Derrick Dunn

Derrick Dunn

Second Listen Sunday: Donell Jones, Where I Wanna Be

Donell Jones had already made a name for himself, writing for the likes of Usher, Jade, and Madonna, when his debut album My Heart hit stores in the summer of 1996. Jones’s debut featured the hit singles “In The Hood,” “You Should Know,” and his cover of the timeless Stevie Wonder classic “Knocks Me Off My Feet.” Furthermore, two of the album tracks, the slow jams “No Interruptions” and “I Want You To Know,” are better songs than some folk’s entire discographies that entered the music game in the last twenty years.

However, for this week’s Second Listen Sunday, I wanted to focus on Jones’s sophomore album and arguably his magnum opus, 1999’s Where I Wanna Be. As the nineties were closing, R&B was still vital for the most part, and there was no real competition from male singers at the time. Jones’s label LaFace capitalized on the time frame by releasing Where I Wanna Be, shortly after Brian McKnight’s Back At One and a few weeks before Sisqó’s solo debut Unleash The Dragon.

For the first single, “U Know What’s Up,” Jones reunited with producers Eddie F and Darren Lighty, whom he worked with on his debut. The label made the intelligent choice to release two versions of the song, one without rap to pop radio stations and the remix with a Hot 16 from TLC’S Left Eye. A joyful bop song has relatable lyrics for anyone immediately attracted to someone who catches your eye while hanging out with friends.
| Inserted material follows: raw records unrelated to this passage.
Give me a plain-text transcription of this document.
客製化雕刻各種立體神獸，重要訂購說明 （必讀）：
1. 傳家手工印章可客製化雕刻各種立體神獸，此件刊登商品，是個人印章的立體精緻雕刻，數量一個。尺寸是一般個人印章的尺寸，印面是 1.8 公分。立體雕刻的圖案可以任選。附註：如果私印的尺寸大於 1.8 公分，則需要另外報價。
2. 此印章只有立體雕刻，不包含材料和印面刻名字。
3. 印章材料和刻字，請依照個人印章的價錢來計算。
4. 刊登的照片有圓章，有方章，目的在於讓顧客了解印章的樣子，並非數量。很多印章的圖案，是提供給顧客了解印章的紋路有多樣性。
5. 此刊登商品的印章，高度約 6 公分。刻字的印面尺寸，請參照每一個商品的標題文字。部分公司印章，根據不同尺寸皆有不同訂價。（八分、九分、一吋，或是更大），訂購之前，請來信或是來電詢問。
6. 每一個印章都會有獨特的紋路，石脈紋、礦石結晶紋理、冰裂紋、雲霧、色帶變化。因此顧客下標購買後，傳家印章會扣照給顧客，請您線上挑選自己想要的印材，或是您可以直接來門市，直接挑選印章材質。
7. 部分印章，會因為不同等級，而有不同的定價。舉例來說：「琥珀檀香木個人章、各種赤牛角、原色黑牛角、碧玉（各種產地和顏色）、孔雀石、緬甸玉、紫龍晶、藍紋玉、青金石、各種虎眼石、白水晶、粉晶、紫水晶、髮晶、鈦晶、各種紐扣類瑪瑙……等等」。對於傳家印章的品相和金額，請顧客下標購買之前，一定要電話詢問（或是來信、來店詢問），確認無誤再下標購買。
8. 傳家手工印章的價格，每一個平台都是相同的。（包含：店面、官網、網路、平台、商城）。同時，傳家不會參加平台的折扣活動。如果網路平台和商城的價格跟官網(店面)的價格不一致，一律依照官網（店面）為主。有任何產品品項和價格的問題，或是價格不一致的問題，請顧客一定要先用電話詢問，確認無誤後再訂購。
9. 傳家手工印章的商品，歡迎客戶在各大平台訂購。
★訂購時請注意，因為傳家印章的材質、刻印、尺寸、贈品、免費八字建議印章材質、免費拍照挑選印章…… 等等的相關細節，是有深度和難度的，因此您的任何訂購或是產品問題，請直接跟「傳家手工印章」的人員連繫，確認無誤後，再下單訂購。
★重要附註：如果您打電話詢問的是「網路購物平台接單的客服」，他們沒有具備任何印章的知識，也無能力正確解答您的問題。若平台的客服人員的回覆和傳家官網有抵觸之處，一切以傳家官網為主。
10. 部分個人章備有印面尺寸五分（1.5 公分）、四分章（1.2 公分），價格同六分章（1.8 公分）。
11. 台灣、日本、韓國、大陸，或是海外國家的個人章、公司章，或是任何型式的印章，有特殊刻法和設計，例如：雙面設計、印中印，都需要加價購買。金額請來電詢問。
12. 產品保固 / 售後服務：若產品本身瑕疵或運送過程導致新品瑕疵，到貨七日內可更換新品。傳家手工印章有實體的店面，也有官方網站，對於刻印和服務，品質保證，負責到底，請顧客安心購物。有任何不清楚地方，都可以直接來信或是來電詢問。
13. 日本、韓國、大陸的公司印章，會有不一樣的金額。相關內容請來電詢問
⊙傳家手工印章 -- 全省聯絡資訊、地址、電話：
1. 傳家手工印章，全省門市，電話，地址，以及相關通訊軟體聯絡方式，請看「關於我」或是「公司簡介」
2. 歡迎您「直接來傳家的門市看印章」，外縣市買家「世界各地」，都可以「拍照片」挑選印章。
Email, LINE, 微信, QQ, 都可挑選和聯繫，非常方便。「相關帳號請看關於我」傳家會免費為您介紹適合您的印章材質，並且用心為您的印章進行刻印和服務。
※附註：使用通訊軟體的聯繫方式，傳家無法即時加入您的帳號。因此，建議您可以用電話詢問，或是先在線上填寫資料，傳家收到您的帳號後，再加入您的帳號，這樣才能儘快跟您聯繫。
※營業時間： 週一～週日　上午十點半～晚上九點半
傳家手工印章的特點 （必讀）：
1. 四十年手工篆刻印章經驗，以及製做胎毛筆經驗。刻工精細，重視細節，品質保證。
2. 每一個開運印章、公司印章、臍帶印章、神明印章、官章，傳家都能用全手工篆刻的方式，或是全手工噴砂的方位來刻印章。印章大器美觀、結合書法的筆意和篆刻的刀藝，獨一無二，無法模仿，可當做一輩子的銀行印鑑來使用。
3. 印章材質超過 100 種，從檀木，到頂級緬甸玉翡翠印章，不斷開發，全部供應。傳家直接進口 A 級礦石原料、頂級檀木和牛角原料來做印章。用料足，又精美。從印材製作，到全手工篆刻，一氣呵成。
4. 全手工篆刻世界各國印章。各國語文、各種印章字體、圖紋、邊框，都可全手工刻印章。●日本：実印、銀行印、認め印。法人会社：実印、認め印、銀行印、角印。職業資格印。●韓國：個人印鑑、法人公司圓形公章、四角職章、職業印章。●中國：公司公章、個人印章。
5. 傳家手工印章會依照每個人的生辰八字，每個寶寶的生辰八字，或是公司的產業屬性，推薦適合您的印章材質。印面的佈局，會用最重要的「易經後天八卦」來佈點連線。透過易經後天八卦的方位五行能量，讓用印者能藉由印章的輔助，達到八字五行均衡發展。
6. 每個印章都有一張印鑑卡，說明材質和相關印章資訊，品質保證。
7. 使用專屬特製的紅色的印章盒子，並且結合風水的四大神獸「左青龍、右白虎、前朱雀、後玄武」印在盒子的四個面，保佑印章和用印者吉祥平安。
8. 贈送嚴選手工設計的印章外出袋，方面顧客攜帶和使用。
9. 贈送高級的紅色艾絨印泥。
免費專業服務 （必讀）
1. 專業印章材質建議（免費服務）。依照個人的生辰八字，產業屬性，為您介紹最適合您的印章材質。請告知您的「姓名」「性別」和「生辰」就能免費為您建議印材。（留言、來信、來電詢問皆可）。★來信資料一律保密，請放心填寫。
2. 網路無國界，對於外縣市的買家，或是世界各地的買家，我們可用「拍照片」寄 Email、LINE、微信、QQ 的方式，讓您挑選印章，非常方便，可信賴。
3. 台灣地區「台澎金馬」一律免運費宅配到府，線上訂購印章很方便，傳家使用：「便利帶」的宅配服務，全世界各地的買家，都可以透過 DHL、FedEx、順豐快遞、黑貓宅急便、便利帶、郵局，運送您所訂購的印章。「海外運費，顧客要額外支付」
The album’s titular track was the second single and would become the singer’s signature ballad. Now over the years, there have been many debates that try and paint Jones as a trashy individual. However, at age 41, I respect what Jones is crooning about. Jones is upfront and says he’d instead leave than cheat. He wants to find himself to be the best man for his lady.

Depending on the market you were in, the third single was either “Shorty (Got Her Eyes On Me)” or “This Luv .”Both songs were strong singles that effectively explored romance. The former finds Jones telling the object of his affection to shoot her shot, or he’s moving on to the next one. In comparison, the latter song finds Jones playfully telling a lady to take a chance on him.

The rest of the album finds Jones exploring the typical R&B tropes of the nineties with a natural flair. “Have You Seen Her,” “All Her Love,” and “It’s Alright” were strong album tracks. However, the two songs I kept on repeat upon purchasing the album were “Think About It (and “I Wanna Luv U). Both songs effectively evoke intimacy and can set a mood.

Overall, Where I Wanna Be still holds up twenty-three years later. The only misstep in the album is some of the sequencings toward the latter half. However, the songs are so strong in the quality we can give Mr. Jones a pass.